Kurtuluşa ermek için tek çıkış yolu var. Yeniden iman etmemiz gerekiyor. “Allah’ın dini” yeri, göğü, ölümü ve hayatı açıklar. Bizim yaşadığımız din, karı-koca, gelin-kaynana kavgasını bile çözmüyor. Allah’ın dini, Müslüman ülkelerin yöneticilerinin halklarının yaşadıkları dine de benzemiyor. Onun için bizim dinimizi Allaha has kılmamız gerekiyor. Yeniden iman etmemiz gerekiyor. Bilmediğimiz bir dine değil, okuyup, anlayıp, gereğini yapmamız gereken, Allah, Resul ve kitab’dan ibaret bir dine dönmemiz gerek yüzümüzü. Din ve devlet büyüklerini İlah ve Rab edenlerden yüzümüzü çevirmemiz gerek. “İman ettik” demekle yakamızın bırakılıvermeyeceğini bilmemiz gerekiyor. İslam “Müslümancılık” değil. O da farklı bir ırkçılıktır, kadıncılık, erkekçilik, işçicilik, patronculuk, partizanlık, hemşehricilik, akrabacılık, Mezhepçilik, Tarikatçılık gibi. Mezhebimiz de olacak, Tarikatımız da ama biz Mezhebçi ya da Tarikatçı olmayacağız, “Benim liderim, şeyhim, örgütüm, partim” diye kendimize Hak, ya da haklılık payesi biçmeyeceğiz. Onlara torpil geçmeyeceğiz. “Hak” Allah’a aid olan bir ölçüdür. Yoksa İsrailoğulları’ndan, Siyonist’lerden ne farkımız kalır ki!
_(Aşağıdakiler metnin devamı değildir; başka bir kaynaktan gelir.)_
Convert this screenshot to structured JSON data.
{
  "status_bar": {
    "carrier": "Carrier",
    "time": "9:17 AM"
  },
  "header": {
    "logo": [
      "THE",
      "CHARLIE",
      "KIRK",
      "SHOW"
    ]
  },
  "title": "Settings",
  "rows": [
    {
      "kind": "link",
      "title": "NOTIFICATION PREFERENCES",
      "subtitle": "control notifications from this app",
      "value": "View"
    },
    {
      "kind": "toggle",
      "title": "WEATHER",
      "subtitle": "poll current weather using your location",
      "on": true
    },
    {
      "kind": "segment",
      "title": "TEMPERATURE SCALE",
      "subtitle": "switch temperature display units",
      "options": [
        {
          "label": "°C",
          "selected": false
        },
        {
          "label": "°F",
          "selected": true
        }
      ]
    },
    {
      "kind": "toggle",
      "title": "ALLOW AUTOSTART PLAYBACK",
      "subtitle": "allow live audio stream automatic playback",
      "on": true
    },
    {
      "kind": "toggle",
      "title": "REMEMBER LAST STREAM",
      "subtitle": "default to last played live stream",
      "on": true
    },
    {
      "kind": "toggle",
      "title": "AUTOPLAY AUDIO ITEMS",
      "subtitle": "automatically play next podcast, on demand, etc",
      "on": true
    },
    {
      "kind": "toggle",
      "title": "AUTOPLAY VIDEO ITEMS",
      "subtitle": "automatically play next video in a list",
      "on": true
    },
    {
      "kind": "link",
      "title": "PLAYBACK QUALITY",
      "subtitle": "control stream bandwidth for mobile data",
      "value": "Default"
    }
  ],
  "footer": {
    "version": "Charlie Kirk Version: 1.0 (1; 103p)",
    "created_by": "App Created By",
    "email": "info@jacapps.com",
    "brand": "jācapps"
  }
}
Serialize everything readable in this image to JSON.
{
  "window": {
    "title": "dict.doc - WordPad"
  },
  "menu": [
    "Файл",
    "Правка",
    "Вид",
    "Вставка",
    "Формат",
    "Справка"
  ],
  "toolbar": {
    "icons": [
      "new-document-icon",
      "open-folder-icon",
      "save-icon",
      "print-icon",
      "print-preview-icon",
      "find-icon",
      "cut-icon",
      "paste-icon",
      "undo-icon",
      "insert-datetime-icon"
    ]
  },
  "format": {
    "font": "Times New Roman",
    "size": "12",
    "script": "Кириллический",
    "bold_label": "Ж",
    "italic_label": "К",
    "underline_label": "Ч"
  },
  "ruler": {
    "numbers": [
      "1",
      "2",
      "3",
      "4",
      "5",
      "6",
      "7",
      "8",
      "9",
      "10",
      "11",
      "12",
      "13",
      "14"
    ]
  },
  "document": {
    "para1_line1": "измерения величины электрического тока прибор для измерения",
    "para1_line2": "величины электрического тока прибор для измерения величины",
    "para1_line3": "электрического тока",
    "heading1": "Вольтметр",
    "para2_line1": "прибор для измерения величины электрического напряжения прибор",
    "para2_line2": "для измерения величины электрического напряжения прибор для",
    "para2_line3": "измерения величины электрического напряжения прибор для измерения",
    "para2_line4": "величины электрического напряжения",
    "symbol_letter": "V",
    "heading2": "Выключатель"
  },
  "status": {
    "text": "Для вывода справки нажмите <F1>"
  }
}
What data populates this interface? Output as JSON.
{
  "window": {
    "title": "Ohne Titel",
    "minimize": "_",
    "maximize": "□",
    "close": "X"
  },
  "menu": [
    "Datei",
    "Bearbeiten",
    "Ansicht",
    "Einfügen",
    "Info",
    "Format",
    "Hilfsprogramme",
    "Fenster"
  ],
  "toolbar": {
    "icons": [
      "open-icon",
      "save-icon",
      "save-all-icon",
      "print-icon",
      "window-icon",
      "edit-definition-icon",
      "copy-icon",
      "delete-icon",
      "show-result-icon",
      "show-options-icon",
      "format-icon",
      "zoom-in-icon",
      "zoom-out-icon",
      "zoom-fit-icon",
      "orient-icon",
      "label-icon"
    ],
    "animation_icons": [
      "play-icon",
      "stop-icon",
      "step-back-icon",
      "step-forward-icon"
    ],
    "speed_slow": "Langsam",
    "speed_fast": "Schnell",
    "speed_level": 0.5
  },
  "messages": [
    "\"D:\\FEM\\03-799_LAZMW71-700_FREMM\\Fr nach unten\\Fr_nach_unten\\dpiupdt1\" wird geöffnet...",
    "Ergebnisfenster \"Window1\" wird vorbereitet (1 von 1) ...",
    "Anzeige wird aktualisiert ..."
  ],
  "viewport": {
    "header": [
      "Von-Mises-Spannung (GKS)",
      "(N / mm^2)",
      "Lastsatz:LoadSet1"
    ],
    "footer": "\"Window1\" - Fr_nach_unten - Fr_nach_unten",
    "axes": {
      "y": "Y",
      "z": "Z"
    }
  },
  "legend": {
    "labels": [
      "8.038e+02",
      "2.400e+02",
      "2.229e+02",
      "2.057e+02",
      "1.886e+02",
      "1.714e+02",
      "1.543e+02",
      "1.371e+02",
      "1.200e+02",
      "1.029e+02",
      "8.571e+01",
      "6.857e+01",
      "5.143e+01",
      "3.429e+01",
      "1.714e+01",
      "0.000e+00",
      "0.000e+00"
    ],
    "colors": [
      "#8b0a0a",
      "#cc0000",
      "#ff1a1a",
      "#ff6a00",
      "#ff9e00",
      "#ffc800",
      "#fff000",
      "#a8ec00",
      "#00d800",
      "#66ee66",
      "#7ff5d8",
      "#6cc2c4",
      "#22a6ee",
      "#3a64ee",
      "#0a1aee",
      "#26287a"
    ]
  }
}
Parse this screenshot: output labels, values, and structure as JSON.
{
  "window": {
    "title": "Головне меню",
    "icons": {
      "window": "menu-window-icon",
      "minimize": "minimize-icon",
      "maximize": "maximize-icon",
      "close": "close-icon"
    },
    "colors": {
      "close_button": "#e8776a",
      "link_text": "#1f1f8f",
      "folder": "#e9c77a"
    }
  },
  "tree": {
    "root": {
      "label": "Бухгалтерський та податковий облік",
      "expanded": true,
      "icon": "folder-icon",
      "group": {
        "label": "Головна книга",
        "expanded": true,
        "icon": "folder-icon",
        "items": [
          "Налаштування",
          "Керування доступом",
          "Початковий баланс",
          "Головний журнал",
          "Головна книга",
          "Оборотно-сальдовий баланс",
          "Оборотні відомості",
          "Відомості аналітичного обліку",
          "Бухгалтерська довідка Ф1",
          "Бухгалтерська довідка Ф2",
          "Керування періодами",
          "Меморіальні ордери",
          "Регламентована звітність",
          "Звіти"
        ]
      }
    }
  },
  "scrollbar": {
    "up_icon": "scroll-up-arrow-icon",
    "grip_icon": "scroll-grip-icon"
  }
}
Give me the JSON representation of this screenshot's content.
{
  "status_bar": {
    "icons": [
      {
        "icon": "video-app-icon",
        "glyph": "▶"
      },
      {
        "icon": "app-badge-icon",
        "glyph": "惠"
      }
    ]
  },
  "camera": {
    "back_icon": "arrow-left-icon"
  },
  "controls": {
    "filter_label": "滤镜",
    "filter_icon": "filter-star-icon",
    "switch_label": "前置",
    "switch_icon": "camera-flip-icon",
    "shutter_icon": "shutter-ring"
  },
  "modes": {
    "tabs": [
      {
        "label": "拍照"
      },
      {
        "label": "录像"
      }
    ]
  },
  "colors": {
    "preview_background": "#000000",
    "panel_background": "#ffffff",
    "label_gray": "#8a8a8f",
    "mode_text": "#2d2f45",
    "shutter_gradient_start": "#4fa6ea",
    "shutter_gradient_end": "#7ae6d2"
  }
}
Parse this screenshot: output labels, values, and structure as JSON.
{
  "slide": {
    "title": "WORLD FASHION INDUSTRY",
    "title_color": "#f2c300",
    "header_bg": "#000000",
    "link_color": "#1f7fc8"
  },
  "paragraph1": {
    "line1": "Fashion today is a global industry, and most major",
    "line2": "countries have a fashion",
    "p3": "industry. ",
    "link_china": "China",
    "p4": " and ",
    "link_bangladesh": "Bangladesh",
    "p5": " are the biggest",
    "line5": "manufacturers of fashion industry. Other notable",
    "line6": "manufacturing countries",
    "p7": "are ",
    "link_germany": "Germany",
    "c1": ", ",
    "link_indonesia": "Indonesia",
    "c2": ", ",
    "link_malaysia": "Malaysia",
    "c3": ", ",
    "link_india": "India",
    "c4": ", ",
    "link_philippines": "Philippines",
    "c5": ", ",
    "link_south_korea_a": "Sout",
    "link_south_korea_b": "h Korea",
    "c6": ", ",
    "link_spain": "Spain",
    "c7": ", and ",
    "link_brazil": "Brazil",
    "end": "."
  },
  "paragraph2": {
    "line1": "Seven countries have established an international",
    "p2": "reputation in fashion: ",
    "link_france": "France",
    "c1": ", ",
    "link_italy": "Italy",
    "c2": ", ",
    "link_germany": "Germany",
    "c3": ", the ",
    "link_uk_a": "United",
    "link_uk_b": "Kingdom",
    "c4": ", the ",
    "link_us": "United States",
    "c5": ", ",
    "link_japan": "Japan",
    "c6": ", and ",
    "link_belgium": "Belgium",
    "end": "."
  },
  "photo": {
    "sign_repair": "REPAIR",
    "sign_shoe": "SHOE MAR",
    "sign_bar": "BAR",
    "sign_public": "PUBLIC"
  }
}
“Biz Müslümanlardanız” diyebilmek için tevhid’den taviz vermememiz gerek. Ahlak gerek, ibadetlerimizin amellerimizin üzerinde bir karşılığı olmalı. Adil şahid’lerden olmalıyız. İstişare ve Şura’dan ayrılmamalı, vahdet üzere olmalıyız Aynı Allaha, resulüne, kitaba iman edenlerle. Haksızlık kimden gelirse gelsin, kime yönelik olursa olsun, mazlumdan yana, zalime karşı durmalıyız. Zalim babamız da olsa, mazlum düşmanımız da olsa.
Irkçılık yok. O Şeytanın en keskin hilesi ile ilgili bir fitne ateşidir. Doğduğumuz ana babayı biz seçmedik, doğduğumuz zamanı da, toprağı da. Derimizin rengini de biz seçmedik, cinsiyetimizi de. Bizi bize düşman eden her taraftarlık Şeytanın oyunudur. Onun için biz sürekli Şeytanın şerrinden Allah'a sığınırız. Hak’dan yana, Haklıdan yana, Haksıza karşı olacağız.. Yaşadığımız zamana dair, olaylar, kişiler konusunda adil şahid’ler olacağız. Bir kişiye ya da topluluğa karşı olan öfkemiz, hatta düşmanlığımız bile bizi onlar hakkında adaletsizliğe sevk etmeyecek.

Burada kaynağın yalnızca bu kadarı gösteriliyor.